The Legislature has already shown a willingness to expand medical marijuana use in Louisiana.
But other bills up for consideration this session will show exactly what kind of threshold the Legislature has for loosening marijuana restrictions in the state.
"What we’re trying to do is stop allowing the jails to be filled with first-time marijuana offenders — even second time, especially for small, recreational use of marijuana," said Rep. Ted James (D-Baton Rouge).
A bill by James would make possessing less than an ounce of marijuana a civil offense — not criminal, punishable by a fine, but not jail time.
"I think it will help us save costs in our criminal justice system. I think it will help us raise significant revenues, and it will cure a problem of crime that has plagued too many of our communities," said James.
Rep. Edmond Jordan (D-Baton Rouge) is willing to take it even further. Right now, he has a bill that would decriminalize possession and distribution of marijuana. But he plans to introduce an amendment that would let voters in Louisiana decide whether or not marijuana should be legalized.
“If you had under a certain amount, it would be legal," Jordan said. "There would be no criminal penalty, there would be no civil fine.”

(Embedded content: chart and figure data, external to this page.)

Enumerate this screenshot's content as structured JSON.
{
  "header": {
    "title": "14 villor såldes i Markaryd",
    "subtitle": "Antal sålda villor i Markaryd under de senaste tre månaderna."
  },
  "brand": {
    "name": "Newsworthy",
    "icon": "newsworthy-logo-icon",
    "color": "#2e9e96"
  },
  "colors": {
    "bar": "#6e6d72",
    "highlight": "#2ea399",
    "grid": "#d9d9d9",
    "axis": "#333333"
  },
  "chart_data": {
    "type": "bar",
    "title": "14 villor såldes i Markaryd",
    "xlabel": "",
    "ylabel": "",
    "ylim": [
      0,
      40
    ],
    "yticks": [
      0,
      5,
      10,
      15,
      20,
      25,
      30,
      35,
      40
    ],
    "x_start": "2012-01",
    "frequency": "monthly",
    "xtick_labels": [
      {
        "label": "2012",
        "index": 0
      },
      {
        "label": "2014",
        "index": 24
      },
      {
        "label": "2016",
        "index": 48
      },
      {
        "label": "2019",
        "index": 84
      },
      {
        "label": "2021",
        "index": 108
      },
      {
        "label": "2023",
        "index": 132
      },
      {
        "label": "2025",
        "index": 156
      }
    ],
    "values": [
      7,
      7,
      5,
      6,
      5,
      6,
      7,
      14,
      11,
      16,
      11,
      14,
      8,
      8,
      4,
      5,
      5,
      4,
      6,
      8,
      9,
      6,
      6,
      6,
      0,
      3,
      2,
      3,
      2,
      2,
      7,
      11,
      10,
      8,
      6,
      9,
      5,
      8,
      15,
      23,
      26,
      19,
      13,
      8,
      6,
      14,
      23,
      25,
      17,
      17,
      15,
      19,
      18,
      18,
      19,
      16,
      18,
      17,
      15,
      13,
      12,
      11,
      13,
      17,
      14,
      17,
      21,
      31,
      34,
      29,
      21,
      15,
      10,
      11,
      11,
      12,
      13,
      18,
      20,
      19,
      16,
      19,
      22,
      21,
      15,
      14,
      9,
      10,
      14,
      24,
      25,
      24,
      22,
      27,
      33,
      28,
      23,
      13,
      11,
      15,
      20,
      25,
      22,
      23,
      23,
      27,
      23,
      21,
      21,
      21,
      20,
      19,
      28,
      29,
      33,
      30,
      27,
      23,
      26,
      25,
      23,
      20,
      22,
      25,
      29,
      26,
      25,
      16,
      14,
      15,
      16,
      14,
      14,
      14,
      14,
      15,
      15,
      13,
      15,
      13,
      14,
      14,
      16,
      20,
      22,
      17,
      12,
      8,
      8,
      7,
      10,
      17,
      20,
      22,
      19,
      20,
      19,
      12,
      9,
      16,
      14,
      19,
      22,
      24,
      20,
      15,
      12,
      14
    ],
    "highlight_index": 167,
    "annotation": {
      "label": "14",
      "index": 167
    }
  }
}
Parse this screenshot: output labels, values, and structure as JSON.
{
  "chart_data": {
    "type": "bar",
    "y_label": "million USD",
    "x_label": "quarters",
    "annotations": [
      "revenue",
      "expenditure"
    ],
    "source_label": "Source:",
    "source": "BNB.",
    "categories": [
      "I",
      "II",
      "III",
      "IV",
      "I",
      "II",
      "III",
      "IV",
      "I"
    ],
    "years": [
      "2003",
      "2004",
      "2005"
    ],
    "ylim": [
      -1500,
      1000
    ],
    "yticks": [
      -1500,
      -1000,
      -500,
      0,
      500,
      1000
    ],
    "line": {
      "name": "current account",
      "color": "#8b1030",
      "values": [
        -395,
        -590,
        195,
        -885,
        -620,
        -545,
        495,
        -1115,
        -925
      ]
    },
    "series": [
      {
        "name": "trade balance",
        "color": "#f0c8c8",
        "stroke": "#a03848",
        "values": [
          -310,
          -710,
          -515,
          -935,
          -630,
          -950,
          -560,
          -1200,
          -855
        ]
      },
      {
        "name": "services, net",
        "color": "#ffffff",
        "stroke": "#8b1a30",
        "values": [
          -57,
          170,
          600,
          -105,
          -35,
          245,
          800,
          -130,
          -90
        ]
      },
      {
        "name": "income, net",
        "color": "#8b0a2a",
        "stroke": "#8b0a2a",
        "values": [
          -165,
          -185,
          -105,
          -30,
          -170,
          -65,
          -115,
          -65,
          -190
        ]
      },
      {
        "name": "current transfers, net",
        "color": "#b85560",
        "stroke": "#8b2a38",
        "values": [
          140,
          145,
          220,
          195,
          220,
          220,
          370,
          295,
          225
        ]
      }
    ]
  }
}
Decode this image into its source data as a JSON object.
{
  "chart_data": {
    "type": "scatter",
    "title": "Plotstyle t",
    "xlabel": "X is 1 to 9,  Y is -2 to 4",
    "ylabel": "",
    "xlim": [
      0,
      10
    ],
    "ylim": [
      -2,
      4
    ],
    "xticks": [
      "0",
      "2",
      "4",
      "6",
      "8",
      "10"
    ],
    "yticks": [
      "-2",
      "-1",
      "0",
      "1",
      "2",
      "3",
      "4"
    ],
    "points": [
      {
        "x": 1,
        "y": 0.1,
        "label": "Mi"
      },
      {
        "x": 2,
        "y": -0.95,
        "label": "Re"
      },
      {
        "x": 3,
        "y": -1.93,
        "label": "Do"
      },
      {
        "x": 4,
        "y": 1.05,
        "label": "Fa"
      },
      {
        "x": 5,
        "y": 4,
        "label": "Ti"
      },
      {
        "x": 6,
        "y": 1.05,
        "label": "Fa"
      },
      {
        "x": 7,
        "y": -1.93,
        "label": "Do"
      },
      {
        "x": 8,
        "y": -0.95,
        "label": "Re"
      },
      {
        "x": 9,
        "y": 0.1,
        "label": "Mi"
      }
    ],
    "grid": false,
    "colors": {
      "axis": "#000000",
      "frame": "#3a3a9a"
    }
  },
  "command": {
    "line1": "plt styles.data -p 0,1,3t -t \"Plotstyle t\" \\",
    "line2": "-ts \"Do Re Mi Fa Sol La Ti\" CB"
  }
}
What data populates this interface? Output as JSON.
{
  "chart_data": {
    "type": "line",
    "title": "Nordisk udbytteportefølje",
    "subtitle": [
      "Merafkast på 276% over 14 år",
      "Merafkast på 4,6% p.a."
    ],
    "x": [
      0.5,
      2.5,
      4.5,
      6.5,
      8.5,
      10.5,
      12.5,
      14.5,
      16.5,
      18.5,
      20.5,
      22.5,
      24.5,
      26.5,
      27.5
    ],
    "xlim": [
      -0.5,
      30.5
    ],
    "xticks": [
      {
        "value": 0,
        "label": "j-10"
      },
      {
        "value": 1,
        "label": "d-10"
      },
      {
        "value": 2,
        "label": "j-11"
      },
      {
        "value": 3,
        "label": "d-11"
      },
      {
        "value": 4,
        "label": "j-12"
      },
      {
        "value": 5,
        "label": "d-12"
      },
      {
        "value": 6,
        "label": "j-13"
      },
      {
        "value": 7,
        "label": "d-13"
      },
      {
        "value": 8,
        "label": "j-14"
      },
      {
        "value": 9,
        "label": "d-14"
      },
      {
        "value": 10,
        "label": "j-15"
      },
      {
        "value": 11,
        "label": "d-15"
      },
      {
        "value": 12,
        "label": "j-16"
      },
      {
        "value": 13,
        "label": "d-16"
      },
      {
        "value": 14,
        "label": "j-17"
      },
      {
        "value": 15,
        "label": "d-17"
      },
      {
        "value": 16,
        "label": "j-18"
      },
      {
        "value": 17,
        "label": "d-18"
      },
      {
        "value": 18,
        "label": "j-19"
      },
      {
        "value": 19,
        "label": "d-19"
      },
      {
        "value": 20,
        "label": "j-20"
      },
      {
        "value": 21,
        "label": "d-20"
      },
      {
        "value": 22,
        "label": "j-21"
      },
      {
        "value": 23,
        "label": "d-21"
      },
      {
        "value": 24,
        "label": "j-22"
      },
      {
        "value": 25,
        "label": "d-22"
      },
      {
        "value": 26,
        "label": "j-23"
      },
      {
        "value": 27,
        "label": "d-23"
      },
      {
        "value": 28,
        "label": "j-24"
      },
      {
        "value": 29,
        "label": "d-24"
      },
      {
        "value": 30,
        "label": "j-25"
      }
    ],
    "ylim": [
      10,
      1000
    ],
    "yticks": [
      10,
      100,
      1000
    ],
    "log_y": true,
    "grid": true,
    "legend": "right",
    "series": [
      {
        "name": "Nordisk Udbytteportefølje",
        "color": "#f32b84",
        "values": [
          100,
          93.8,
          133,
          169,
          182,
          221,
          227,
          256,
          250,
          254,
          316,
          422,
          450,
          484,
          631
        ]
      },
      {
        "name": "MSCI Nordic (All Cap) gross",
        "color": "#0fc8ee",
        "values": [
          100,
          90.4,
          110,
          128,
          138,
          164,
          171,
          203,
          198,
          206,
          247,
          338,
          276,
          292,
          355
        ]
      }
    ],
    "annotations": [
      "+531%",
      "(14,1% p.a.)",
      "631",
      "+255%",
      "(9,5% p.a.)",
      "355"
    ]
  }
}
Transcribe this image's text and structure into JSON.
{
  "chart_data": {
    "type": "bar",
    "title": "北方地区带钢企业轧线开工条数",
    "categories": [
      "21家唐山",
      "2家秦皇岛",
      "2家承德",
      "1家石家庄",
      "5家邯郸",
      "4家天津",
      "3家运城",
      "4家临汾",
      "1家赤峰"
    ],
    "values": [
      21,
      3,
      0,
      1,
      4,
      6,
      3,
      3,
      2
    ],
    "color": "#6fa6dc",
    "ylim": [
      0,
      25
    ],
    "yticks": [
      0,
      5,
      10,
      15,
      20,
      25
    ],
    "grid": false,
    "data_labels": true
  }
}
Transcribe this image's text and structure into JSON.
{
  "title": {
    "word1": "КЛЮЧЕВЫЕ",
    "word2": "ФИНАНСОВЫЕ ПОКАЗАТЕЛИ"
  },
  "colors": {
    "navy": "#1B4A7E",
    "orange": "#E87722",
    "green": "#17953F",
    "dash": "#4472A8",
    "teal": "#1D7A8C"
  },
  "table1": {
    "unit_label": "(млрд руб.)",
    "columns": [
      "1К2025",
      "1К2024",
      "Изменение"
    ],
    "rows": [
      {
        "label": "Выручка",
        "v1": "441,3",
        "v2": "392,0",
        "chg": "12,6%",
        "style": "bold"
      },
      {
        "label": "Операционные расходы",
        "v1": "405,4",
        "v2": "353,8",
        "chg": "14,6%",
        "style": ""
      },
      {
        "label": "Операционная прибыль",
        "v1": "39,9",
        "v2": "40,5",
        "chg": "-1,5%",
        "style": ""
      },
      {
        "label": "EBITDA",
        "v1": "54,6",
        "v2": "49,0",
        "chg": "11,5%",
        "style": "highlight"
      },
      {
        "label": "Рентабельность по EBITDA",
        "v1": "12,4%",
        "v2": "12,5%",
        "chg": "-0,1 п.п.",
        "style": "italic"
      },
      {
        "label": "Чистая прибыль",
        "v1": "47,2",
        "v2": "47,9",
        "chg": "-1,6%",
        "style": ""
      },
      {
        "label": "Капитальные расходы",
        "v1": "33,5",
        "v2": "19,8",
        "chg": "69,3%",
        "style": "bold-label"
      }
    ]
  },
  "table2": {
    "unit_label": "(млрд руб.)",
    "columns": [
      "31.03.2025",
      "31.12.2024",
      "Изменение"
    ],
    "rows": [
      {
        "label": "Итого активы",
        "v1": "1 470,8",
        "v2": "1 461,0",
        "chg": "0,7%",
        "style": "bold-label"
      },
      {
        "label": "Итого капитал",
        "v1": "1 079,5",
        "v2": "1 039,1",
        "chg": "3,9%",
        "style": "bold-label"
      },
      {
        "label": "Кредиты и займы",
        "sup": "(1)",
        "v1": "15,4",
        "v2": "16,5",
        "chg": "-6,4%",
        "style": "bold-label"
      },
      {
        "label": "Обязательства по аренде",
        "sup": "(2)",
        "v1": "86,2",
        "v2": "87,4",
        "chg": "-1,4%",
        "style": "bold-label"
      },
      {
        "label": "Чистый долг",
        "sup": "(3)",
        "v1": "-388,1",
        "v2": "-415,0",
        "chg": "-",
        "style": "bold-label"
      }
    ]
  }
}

But first, these bills would have to get through the Legislature, where James says they’re likely to face a significant uphill battle. "We know that the tide is changing, especially with medical," he said. "You know, it may be a little bit much for some of my colleagues to deal with medical and recreational all in the same session."
One reason James says lawmakers should support decriminalizing — it would save the state money. According to the Louisiana Public Defender’s Board, state and local money was used to defend over 10,000 cases for marijuana possession or distribution last year.